There are 70 varieties of nightshade plants, including tomatoes, peppers, eggplant, bittersweet and Jerusalem cherry, many of which can be harmful to your flock. Nightshades contain alkaloids, which cause appetite loss, increased salivation, weakened heart rate and trouble breathing. While it’s OK to throw your flock the occasional tomato, be weary of plants in this family. Raw potato peels, for example, should never be considered a chicken treat. You should also take particular care to keep your flock away from deadly nightshade, found across the U.S. and identified by their five-lobed white-and-purple flowers and green fruits or berries that turn yellow or black at maturity. Because nightshade plants often grow wild in pastures, orchards and along roadsides, removal can be a challenge. Prevent chickens from foraging near the plants.
11. Oak Trees
Mature oak trees can grow up to 80 feet tall with canopies spanning more than 100 feet wide. Even on saplings, the elliptical-shaped leaves are too high off the ground for chickens to reach, but the both the leaves and the acorns that drop in the fall contain tannic acid, which can cause lack of appetite, frequent urination, excessive thirst and diarrhea. Instead of cutting down trees, confine chickens to acorn-free areas.
Also known as creeping myrtle, periwinkle is a groundcover with dark-green foliage, oblong leaves, and blue, purple or white flowers that appear in early spring. The plants contain cardiac glycosides that are highly toxic and can cause tremors, seizures and death. The fast-growing, shade-loving perennial can be hard to control, so your best bet is to keep chickens confined to a periwinkle-free section of the farm or garden.
It might make the perfect pie, but rhubarb leaves contain oxalic acid or oxalates that are toxic to chickens, causing jaundice, tremors and increased salivation. It’s OK to continue growing rhubarb, just restrict the flock’s access to the garden.

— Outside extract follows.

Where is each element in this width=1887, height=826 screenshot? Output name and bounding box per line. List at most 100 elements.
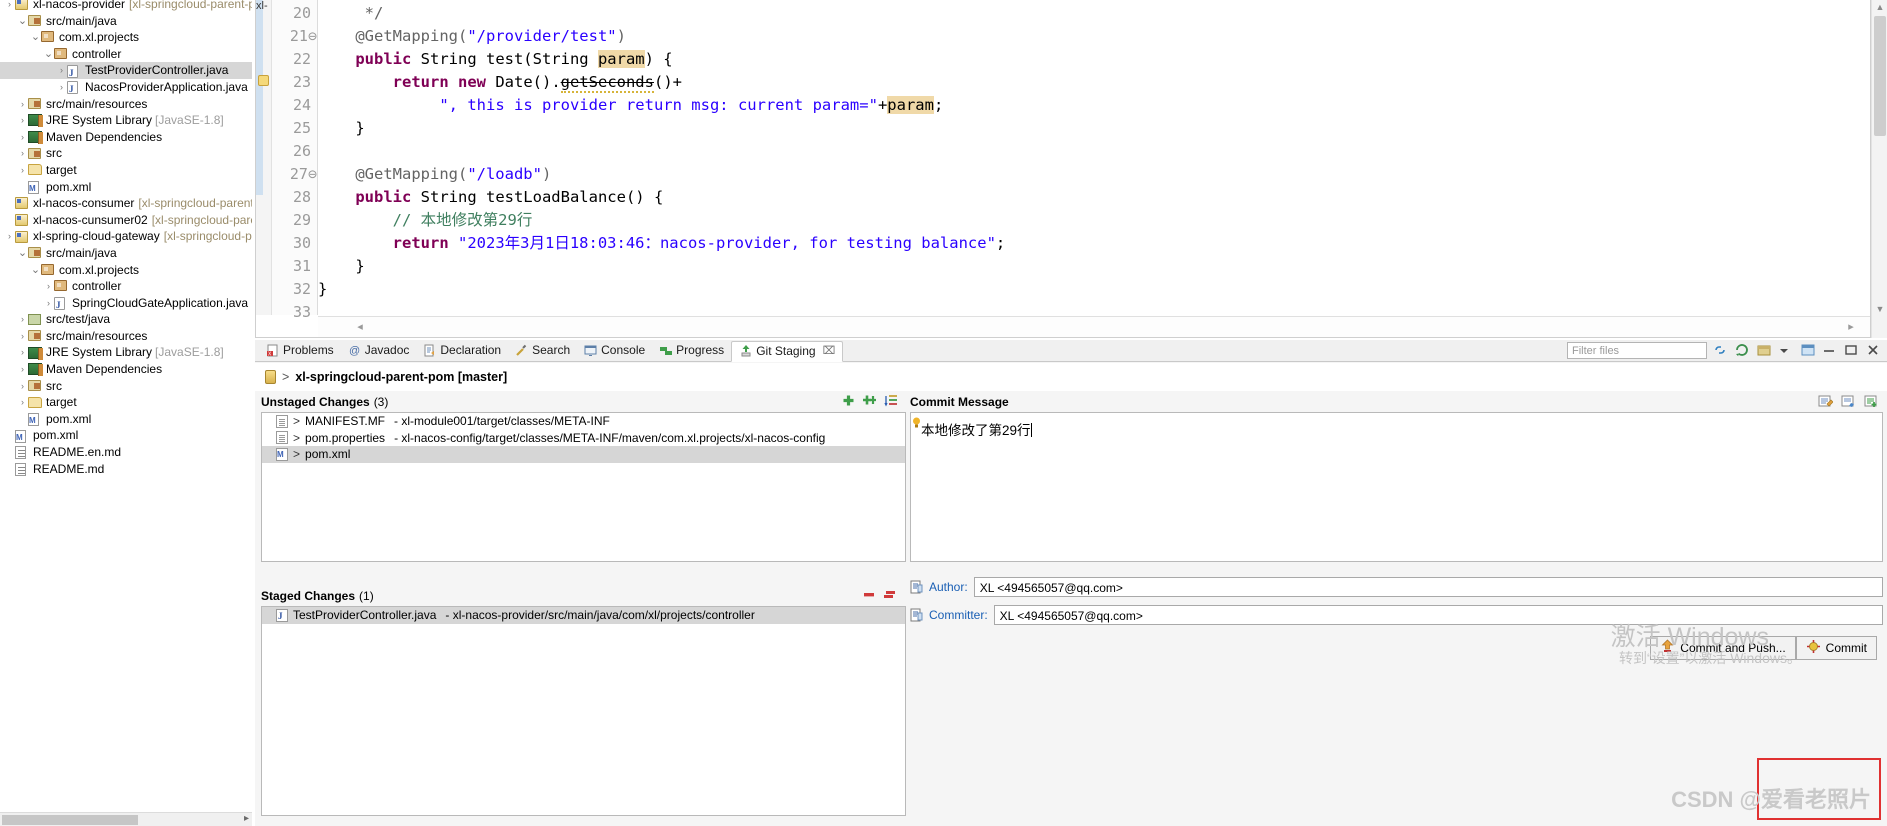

This ornamental evergreen, known as the “Tree of Death,” is highly toxic. There are several varieties of yew, including the Japanese yew, which is the most common ornamental shrub in the U.S. All parts of the plant are toxic and contain cardiotoxic taxine alkaloids that can cause cardiac arrhythmia and death. The toxins are fast-acting, and a small amount can have a lethal impact. To be safe, remove all yews from the landscape if you free-range your flock.
While plenty of vegetation is safe for your chickens, it’s important to understand which plants could pose a danger to their health. Remember, this is not an exhaustive list: To keep your chickens safe, do your research. The payoff is a healthy and productive flock.